The count output terminals of the second ring-counter 7 are connected with chord matrices, 8-1, 8-2, . . . , 8-n. There are as many chord matrices as may be desired for the major, minor, seventh, and other chords. The chord matrices 8-1 through 8-n are diode matrix circuits, and the input terminals thereof are connected with positions of the musical scales constructing each chord pattern, namely with the count output terminals numbers 1, 5 and 8 as to a major chord for instance. Then, the selected output of one of the chord matrices 8-l through 8-n is applied to each input terminal D of all the registers 3-0 through 3-11 when the corresponding one of the chord pattern selection switches 9-1, 9-2, . . . , 9-n is closed.
It will be assumed that the sixth contact of the key-tone selection switch 5 and the chord pattern selection switch, 9-1 which corresponds with a major chord, for example, are closed respectively. Consequently, the second ring-counter 7 as mentioned above, counts 5 numbers delayed from the first ring-counter 1, and thus the outputs appearing at the count output terminals numbers 1, 5 and 8 are applied from the chord matrix 8-1 to each input terminal D of the registers 3-0 through 3-11 through the chord pattern selection switch 9-1. Since the timing of the second ring-counter 7 lags in time equivalent to five output terminals thereof later than that of the first ring-counter 1, the signal appearing the counter output of number 1 of the second ring-counter 7 is applied to the input terminals D of the registers 3-0 through 3-11 when the pulse output at terminal 5 of ring-counter 1 is applied to the T input terminal of the register 3-5. Therefore, only the register 3-5 sends out the signal to the output terminal Q and causes the gate 4-5 to open. The circuit operation as mentioned above is effected as to the counter outputs numbers 5 and 8 of the second ring-counter 7, and the fifth and the eighth registers, counting the register 3-5 as the first one, namely the registers 3-9 and 3-0 cause the signal gates 4-9 and 4-0 to be opened by the Q outputs thereof. As a result, the tone signals corresponding to the F, A and C in musical scale appear together at the common output terminal of the signal gates 4-0 through 4-11, and thus the F-major chord is played. FIG. 2 shows the timing relationship of the sequence in the example described above.

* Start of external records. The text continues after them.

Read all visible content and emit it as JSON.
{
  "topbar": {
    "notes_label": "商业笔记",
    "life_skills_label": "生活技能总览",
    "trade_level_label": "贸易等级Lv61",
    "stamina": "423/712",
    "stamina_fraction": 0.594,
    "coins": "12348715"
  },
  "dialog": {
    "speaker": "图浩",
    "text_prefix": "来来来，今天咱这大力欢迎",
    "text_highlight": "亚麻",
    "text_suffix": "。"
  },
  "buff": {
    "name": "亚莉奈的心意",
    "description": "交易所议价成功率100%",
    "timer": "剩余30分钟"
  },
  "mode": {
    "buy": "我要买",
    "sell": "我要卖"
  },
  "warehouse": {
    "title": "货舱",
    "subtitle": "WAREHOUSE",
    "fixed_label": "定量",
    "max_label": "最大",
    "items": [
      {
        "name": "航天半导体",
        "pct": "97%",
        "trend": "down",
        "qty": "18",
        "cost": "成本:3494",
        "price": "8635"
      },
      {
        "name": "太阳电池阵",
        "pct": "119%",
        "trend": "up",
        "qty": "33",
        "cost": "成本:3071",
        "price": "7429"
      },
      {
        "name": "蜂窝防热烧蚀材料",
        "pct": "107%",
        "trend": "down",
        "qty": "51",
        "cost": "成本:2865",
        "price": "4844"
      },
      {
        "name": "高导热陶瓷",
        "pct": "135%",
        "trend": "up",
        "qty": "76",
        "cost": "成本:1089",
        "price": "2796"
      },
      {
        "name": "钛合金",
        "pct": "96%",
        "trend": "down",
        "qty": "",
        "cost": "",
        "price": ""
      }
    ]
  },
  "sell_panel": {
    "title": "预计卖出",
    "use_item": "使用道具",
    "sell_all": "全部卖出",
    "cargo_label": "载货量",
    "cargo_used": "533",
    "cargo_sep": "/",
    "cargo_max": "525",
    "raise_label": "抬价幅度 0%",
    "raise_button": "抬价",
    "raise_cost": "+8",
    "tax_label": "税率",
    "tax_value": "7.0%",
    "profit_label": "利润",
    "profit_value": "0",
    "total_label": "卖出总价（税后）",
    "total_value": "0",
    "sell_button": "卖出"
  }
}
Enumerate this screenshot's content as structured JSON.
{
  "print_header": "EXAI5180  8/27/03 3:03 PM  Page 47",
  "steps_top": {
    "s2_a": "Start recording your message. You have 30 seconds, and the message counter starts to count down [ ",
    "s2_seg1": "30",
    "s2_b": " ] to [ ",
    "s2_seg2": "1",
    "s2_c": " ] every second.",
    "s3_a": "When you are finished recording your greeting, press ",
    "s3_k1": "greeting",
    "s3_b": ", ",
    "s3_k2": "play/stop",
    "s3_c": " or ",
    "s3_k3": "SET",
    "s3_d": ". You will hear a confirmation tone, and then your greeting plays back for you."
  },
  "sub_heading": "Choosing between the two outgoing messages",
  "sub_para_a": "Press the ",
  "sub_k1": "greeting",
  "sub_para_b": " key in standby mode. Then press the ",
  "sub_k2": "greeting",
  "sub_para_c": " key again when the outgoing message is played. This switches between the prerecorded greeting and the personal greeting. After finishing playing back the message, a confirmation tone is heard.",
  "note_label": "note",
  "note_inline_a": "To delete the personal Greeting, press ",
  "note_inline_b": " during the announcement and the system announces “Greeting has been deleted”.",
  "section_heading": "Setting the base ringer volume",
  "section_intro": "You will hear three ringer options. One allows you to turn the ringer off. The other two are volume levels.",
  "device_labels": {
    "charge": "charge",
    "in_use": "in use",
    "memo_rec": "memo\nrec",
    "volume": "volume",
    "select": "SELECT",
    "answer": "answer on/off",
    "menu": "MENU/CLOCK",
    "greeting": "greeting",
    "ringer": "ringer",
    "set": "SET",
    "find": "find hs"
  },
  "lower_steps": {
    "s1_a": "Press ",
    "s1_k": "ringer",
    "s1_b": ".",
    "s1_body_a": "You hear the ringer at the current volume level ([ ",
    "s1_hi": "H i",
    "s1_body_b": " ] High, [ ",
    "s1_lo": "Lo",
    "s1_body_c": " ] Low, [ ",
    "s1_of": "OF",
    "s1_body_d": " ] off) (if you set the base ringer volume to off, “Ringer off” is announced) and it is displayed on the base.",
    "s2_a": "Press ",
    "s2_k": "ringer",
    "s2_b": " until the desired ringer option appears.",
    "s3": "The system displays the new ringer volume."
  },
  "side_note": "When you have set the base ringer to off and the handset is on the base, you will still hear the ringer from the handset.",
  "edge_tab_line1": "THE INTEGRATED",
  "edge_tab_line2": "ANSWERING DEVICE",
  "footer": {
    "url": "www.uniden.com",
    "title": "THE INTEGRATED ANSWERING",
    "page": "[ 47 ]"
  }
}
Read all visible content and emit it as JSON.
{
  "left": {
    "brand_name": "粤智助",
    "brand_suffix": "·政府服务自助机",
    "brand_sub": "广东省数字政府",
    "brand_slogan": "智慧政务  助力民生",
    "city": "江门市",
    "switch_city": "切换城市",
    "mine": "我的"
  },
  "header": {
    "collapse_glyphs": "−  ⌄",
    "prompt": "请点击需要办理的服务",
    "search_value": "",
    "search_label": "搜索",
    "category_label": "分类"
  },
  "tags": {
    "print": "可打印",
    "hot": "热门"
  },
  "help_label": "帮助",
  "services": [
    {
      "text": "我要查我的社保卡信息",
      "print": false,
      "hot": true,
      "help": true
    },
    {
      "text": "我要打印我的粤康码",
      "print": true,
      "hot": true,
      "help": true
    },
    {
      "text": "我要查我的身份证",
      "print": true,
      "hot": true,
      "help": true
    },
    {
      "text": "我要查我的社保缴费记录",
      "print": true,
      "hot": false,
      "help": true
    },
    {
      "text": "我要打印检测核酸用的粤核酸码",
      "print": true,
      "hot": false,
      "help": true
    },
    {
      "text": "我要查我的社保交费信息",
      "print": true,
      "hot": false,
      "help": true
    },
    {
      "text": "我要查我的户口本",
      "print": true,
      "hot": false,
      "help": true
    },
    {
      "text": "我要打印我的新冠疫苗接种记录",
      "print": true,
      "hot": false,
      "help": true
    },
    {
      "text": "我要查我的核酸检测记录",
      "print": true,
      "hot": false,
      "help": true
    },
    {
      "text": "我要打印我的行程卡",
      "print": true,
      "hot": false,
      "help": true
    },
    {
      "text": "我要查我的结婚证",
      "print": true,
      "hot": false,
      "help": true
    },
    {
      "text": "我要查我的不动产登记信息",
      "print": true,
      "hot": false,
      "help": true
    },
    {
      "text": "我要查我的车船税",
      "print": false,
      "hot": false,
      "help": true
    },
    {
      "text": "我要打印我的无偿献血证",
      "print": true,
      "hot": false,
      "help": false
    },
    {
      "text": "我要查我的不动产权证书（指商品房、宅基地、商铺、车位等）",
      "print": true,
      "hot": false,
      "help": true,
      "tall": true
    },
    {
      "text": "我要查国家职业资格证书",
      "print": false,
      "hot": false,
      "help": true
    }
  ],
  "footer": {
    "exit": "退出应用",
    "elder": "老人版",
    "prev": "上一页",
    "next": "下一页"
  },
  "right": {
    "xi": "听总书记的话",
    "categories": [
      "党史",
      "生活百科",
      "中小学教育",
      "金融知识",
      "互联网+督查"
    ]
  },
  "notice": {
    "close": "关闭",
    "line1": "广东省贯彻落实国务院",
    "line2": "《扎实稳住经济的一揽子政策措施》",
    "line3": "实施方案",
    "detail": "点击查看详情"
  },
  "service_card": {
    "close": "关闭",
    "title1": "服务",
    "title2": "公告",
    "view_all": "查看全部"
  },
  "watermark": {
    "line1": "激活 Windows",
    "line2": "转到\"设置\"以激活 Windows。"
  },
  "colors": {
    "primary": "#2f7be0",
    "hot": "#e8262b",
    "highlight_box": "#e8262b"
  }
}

As shown in FIG. 2, the clock pulse generator 2 produces opposite phase clock pulses A and B. Ring-counter 1 counts or advances on the leading edge A output of clock pulse generator 2. For the sake of simplicity, it is assumed in FIG. 2 that the key of C tone selection switch is closed. Therefore, the 0 output from ring-counter 1 is connected by the key tone selection switch 5 to differentiator 6. Differentiator 6 produces a reset pulse on the leading edge of the 0 output pulse from ring-counter 1. This reset pulse resets ring-counter 7 which thereafter counts or advances in synchronism with the B output of clock pulse generator 2. For the case assumed, i.e., the key of C tone selection switch closed, the ring-counter 7 counts one clock pulse phase delayed from ring-counter 1. If chord pattern selection switch 9-1 is closed thereby selecting chord matrix 8-1, output counts 1, 5 and 8 from ring counter 7 will appear at each of the D inputs of register flip-flops 3-0 to 3-11. Thus, the corresponding flip-flops will be set in accordance with the coincidence of the outputs from ring counters 1 and 7.
By applying the present invention, chords of any key tone can be performed at will by only manipulating one switch of the key-tone selection switches 5 and a chord pattern selection switches 9-l through 9-n.
It will be apparent that the embodiment shown is only exemplary and that various modifications can be made in construction and arrangement within the scope of the invention as defined in the appended claim.